77.2 \ 259

Soon, in the spacious and flexibly-appointed room, a few of the kids with the majority of their guardians sat with small cups of frozen treat on the inside of a donut couch. It looked like a classroom model of hemoglobin. One kid sat on the floor against the responsively malleable bottom ledge. Conrah by name, mentioned, “We got fluffier blankets. Did you?”

“Yeah,” responded Vanessa, “we did. They’re nice. The Vedani are really trying. I even like this ice cream. It’s textured.”

“Do you feel like you’re being brainwashed?”

“No, not really. And I’ve known manipulative.” Vanessa took a giant spoon bite after this.

Conrah went to Oibhn at the mobile freezer unit to get another serving, and came back with a question. “Have you thought about what they’re getting out of this?” Sizing up a bargain was something Conrah could do.

“I’ve thought about it,” said Uncle Bo, sitting with an empty cup and spoon beside him in a couch depression he’d molded with a hand. “Maybe they’re making themselves known in a way that they want to be known – as people who respect life. Whatever else they might be responsible for, they’re offering to do something for humans here. It does also send a message on their behalf, since we’re destroying the weapon that was used against their earlier alliance with a group of humans. It shouldn’t have happened. It shouldn’t happen. It won’t happen again, at least not this way. That’s what we want. That’s what we’re trying to do.” He leaned forward to squeeze his hamstring.

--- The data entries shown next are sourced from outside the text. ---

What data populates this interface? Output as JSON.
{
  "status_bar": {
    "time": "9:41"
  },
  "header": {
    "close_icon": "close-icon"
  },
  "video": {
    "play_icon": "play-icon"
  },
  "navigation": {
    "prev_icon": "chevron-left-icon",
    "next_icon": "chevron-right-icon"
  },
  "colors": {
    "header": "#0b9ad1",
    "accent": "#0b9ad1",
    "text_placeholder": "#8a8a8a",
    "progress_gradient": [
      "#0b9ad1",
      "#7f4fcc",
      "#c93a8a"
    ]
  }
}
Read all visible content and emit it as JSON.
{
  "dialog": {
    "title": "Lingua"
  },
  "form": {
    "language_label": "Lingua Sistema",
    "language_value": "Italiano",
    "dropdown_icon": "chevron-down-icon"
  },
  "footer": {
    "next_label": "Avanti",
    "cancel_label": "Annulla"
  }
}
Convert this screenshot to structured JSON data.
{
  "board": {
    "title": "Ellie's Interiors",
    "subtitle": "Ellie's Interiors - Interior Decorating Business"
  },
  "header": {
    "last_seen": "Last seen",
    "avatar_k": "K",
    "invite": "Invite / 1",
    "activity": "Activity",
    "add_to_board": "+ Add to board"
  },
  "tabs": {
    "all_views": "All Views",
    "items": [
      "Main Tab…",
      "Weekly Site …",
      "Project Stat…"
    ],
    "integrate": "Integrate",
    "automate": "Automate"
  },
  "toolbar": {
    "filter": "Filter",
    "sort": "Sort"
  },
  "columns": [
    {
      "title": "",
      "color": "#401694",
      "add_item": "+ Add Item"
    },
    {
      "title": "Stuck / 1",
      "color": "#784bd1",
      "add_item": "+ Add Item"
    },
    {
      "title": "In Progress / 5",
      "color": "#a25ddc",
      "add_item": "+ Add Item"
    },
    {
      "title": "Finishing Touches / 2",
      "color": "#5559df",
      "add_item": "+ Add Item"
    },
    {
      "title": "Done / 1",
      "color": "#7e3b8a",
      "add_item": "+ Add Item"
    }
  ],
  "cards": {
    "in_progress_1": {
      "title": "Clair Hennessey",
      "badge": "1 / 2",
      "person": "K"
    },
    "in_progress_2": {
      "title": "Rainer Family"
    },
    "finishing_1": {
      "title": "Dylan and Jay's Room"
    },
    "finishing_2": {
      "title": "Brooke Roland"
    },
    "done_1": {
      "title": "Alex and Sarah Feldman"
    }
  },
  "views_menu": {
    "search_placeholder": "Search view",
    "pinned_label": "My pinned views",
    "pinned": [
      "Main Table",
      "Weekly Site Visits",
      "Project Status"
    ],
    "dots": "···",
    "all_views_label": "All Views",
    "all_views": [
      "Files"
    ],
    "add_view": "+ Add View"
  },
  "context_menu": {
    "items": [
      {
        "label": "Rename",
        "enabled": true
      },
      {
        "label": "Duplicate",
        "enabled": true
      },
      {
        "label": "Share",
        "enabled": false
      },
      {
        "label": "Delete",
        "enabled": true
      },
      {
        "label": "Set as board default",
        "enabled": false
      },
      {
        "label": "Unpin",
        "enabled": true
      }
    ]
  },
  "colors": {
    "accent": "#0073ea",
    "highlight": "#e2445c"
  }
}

Conrah’s much-older sister chimed in to say, “It’s a complex but important message, that comes from us as well. We could scarcely get a better shot at this fight, ourselves.”

“The greater benefit being that we’re freed from a form of tyranny,” Uncle Bo said with a pointing hand.

“That is one meaning of tyranny, isn’t it,” Vanessa said, finishing her ice cream.

“Why is it kids that figured this out?” her uncle ruminated aloud with a slight shake of the head.

“Kids hate tyranny,” grinned Conrah.